Scientists examined links between relationships and healthiness across each life stage, looking at a variety of factors including body-mass index (BMI).

It found that weak social relationships in younger years increases the risk of inflammation at the same rate as a lack of exercise.

Similarly, hypertension in old age is exacerbated more by loneliness than clinical risk factors such as diabetes.

But those blessed with the support of friends and loved ones have a lower likelihood of developing health conditions and boast better life expectancy.

The study, published in the Proceedings of the National Academy of Sciences journal, said: “We found that a higher degree of social integration was associated with lower risk of physiological dysregulation in a dose-response manner in both early and later life.

“Conversely, lack of social connections was associated with vastly elevated risk in specific life stages.

“Analyses of multiple dimensions of social relationships within multiple samples across the life course produced consistent and robust associations with health.

“Physiological impacts of structural and functional dimensions of social relationships emerge uniquely in adolescence and midlife and persist into old age.”

During adolescence especially, BMI and waist circumference were found to be higher among those with lower levels of social integration.

Having a strong social base earlier in life also has a bearing on well-being in later years, with one of the four studies examined finding a 54% reduction in the chances of developing hypertension.

Using data collected from four large longitudinal studies of US residents, researchers believe their report sheds new light on the link between the social and the biological.

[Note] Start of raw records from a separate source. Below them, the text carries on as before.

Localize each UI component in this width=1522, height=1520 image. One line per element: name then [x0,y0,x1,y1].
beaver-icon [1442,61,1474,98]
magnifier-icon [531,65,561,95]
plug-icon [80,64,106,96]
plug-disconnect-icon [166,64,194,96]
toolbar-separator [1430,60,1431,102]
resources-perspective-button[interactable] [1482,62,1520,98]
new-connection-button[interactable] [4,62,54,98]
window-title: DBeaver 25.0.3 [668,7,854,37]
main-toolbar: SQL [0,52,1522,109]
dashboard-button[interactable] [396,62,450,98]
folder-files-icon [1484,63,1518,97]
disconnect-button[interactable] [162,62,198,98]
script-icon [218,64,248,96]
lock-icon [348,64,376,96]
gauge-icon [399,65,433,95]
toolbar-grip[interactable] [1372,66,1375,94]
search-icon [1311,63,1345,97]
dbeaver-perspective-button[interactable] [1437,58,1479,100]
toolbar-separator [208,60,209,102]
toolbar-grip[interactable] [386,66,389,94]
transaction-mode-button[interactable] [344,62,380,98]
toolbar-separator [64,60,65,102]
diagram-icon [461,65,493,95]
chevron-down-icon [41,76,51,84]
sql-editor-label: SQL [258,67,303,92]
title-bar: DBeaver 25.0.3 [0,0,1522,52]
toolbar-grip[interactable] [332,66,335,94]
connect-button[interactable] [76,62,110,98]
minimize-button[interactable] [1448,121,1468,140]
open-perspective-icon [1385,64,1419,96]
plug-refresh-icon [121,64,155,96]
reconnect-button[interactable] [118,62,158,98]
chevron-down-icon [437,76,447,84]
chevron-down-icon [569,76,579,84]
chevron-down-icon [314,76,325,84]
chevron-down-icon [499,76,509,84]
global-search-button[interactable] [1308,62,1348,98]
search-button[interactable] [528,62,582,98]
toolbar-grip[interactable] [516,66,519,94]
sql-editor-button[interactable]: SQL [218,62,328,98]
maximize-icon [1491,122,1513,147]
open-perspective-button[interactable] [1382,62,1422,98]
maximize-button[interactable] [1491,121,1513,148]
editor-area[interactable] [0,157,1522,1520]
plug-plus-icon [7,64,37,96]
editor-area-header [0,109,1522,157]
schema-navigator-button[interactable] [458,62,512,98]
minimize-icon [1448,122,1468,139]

It said: “Although much evidence has accrued in research over the past 20 years on the strong causal associations between social relationships and health and longevity, important gaps remain in our understanding of the mechanisms, timing, and duration of these associations.

“By combining data from and harmonising measurement across four large nationally representative, population-based, contemporary surveys using an innovative longitudinal life course design, this study provides previously unidentified evidence on the biological and life course mechanisms linking social relationship patterns with health.”